El busto de Ajenatón del templo de KarnakEl busto de Ajenatón del templo de Karnak
De Amenofis IV a Ajenatón
El faraón Amenofis IV, que ascendió al trono hacia el año 1352 a. C., no tardó en cambiarse el nombre por el de Ajenatón (“el iluminado por el sol”), en honor a un culto casi exclusivo al dios sol. Al hacer esto, Ajenatón relegó a un segundo plano a Amón-Ra, el todopoderoso señor del templo de Karnak en Tebas.

Una imagen reinventada del faraón
Al este del santuario de Amón, frente al sol naciente, Ajenatón mandó construir un patio gigantesco adornado con decenas de columnas en las que reposaban colosos de arenisca parecidos a este. La forma de representar al rey en ese lugar era completamente nueva. El soberano aparecía estirado hacia arriba, con la cara alargada, fina y angulosa; los ojos enormes y entornados; la nariz muy larga y marcada; los labios hipertrofiados; el mentón desproporcionado y la barba desmesurada. En aquellas esculturas que han logrado conservarse bien, el cuerpo de los colosos aparece en ocasiones desnudo y tratado de forma andrógina, con caderas casi femeninas y el vientre protuberante. Hasta entonces, nunca se había mostrado la desnudez del soberano reinante. Es posible que estas estatuas también representaran a Atón, que en lengua egipcia significa sol. De acuerdo con los textos antiguos, este era al mismo tiempo “el padre y la madre de los hombres”.

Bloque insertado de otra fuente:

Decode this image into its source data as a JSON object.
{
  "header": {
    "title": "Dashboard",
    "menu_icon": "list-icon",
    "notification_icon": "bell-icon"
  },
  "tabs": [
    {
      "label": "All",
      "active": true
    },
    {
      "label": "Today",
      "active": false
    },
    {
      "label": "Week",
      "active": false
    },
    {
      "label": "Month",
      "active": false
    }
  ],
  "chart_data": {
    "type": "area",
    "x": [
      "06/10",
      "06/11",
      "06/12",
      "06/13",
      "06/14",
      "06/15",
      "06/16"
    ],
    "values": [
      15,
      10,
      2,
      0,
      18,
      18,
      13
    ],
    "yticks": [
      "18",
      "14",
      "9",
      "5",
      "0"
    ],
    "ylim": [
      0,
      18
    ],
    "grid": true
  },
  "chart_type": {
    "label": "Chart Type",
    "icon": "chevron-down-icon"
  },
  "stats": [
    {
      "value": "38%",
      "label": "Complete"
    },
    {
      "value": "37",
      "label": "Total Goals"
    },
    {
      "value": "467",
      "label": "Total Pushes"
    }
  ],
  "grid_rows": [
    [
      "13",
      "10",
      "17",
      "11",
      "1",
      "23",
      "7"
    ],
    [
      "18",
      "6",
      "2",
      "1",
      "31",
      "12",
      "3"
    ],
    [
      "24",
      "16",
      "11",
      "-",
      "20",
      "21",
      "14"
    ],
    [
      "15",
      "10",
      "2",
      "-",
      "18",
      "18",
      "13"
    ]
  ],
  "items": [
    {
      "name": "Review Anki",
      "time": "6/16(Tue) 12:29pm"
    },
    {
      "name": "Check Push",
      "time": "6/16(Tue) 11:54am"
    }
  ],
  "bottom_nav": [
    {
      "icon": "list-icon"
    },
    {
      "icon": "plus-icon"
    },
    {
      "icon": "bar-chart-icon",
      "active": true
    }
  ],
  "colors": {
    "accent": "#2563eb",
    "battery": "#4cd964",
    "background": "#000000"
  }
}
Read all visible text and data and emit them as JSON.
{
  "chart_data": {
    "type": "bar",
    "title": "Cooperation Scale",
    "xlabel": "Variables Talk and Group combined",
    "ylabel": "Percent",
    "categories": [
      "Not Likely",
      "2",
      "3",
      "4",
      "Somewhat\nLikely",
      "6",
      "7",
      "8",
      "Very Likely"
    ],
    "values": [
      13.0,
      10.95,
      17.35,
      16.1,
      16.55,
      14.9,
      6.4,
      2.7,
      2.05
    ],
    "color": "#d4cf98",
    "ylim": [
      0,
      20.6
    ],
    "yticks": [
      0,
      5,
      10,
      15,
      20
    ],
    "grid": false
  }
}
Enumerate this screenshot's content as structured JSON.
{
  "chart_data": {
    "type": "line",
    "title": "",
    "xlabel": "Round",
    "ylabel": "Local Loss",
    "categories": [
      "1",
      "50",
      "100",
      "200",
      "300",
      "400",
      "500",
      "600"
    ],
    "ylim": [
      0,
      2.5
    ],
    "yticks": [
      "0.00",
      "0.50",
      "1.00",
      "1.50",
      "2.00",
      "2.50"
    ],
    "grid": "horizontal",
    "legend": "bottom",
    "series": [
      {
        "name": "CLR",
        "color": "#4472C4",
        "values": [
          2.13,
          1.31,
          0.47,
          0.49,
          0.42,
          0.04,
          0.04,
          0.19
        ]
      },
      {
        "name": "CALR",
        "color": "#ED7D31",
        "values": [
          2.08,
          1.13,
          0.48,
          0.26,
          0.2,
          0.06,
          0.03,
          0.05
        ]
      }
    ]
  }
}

Una nueva concepción del poder
La nueva concepción del poder convertía al faraón y a su familia en la emanación directa del sol. Los tres pares de cartuchos que vemos en el pecho y las dos muñecas —inscritos en soportes rectangulares— no indican su nombre, como era habitual, sino el del sol, que lo baña con sus efectos benéficos: “Que viva (el dios sol) Ra-Horajty, que se alboroza en el horizonte” “en su nombre de luz, que es Atón”.

La transformación de la imagen y la revolución política
Se desconocen los motivos de las extrañas deformaciones corporales de la imagen del faraón. Lo que se sabe a ciencia cierta es que se pretendía marcar una ruptura brutal con la situación anterior mediante la transformación inmediata y radical de las convenciones tradicionales de la imagen egipcia. Poner de forma consciente y deliberada formas artísticas novedosas al servicio de una ideología política supuso un planteamiento intelectual de una modernidad increíble que, por lo que sabemos, no tuvo parangón en toda la Antigüedad.